Thomasina Miers’ Christmas party recipes: paprika almonds and grapefruit mocktails

Thomasina Miers’ fennel, lemon and and smoked paprika almonds, with pink grapefruit, cardamom and lime mocktails.
Thomasina Miers’ fennel, lemon and and smoked paprika almonds, with pink grapefruit, cardamom and lime mocktails. Photograph: Yuki Sugiura/The Guardian. Food styling: Aya Nishimura.

When it comes to throwing parties, the world falls into two quite distinct camps: those who love to do so, and those who would rather do almost anything else. Since Christmas has a mysterious way of conjuring up parties regardless, you may be looking at a fast approaching soirée with nervous excitement or abject terror. Getting organised early is key, and finding a few delicious recipes to start the proceedings will amuse your guests while you try to keep the show on the road. Good luck!
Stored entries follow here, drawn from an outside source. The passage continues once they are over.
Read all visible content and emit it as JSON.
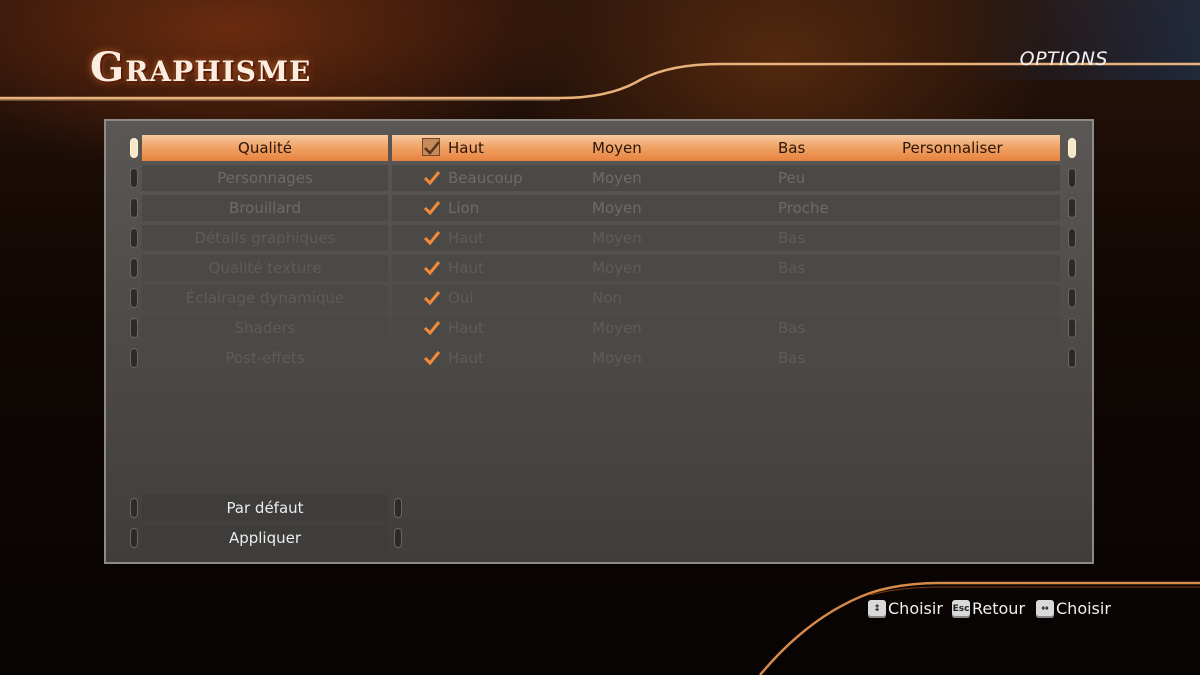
{
  "header": {
    "title": "Graphisme",
    "section": "OPTIONS"
  },
  "settings": {
    "rows": [
      {
        "name": "Qualité",
        "options": [
          "Haut",
          "Moyen",
          "Bas",
          "Personnaliser"
        ]
      },
      {
        "name": "Personnages",
        "options": [
          "Beaucoup",
          "Moyen",
          "Peu",
          ""
        ]
      },
      {
        "name": "Brouillard",
        "options": [
          "Lion",
          "Moyen",
          "Proche",
          ""
        ]
      },
      {
        "name": "Détails graphiques",
        "options": [
          "Haut",
          "Moyen",
          "Bas",
          ""
        ]
      },
      {
        "name": "Qualité texture",
        "options": [
          "Haut",
          "Moyen",
          "Bas",
          ""
        ]
      },
      {
        "name": "Éclairage dynamique",
        "options": [
          "Oui",
          "Non",
          "",
          ""
        ]
      },
      {
        "name": "Shaders",
        "options": [
          "Haut",
          "Moyen",
          "Bas",
          ""
        ]
      },
      {
        "name": "Post-effets",
        "options": [
          "Haut",
          "Moyen",
          "Bas",
          ""
        ]
      }
    ]
  },
  "buttons": {
    "default_label": "Par défaut",
    "apply_label": "Appliquer"
  },
  "hints": [
    {
      "key": "↕",
      "label": "Choisir"
    },
    {
      "key": "Esc",
      "label": "Retour"
    },
    {
      "key": "↔",
      "label": "Choisir"
    }
  ],
  "colors": {
    "accent": "#f0a468",
    "check": "#f28a3a",
    "panel": "#4b4946"
  }
}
Fennel, lemon and smoked paprika almonds with pink grapefruit, cardamom and lime mocktails

These drinks are a refreshing alternative to booze, but also make a delicious mixer for a tequila or gin-based cocktail.

Prep 20 min
Cook 30 min
Makes 6 mocktails and 500g nuts

For the nuts
500g skin-on almonds
8g fennel seeds
50g honey
1 heaped tsp paprika
10g salt
1 tbsp olive oil
Zest of 1 lemon and juice of half

For the mocktails
Juice of 5 large pink grapefruits
3 juicy limes
100ml raw cider vinegar
Soda water, to top

For the sugar syrup
8 cardamom pods
200g caster sugar

Heat the oven to 180C (160C fan)/gas 4 and lay the nuts out on a baking tray. Toast in the oven for seven to eight minutes, until beginning to colour.

Mix all the remaining nut ingredients, apart from the lemon juice, in a bowl and, once the nuts are ready and still hot, tip them into the bowl and mix to coat.
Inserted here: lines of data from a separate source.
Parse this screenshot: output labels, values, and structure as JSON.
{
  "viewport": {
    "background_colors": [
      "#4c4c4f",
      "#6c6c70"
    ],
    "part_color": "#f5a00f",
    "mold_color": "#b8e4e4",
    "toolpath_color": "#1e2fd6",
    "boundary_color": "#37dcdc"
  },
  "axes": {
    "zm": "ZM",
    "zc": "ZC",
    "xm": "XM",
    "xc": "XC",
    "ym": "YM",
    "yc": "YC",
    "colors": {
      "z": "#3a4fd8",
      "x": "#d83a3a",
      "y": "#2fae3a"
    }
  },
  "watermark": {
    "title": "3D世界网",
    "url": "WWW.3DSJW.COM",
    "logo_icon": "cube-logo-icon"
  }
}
Line the tray with baking paper, tip in the coated nuts and spread them out in an even layer. Return to the oven for eight to 10 minutes more, until they feel dry and not too sticky. Take out of the oven, and immediately squeeze over the lemon juice. Taste, season with more salt, if needed, and leave to cool.

To make the sugar syrup for the mocktails, finely grind the cardamom seeds and put in a pan with the sugar and 200ml water. Bring to simmering point and simmer until the sugar has dissolved. Take off the heat and set aside.

In each tumbler, measure 75ml grapefruit juice, the juice of half a lime, 30ml (two tablespoons) of the sugar syrup and a tablespoon of cider vinegar. Top with soda water and taste – you may want more sugar syrup; I find this is a matter of personal taste. Serve over plenty of ice and with a bowl of the nuts.

And for the rest of the week

Use any leftover grapefruit to make a fun granita spiked with Campari or tequila – it makes a delicious palate-cleanser. You can also use leftover lemon, orange, clementine and pink grapefruit skins to make candied peel; coated in chocolate; they make beautiful presents and excellent after-dinner treats.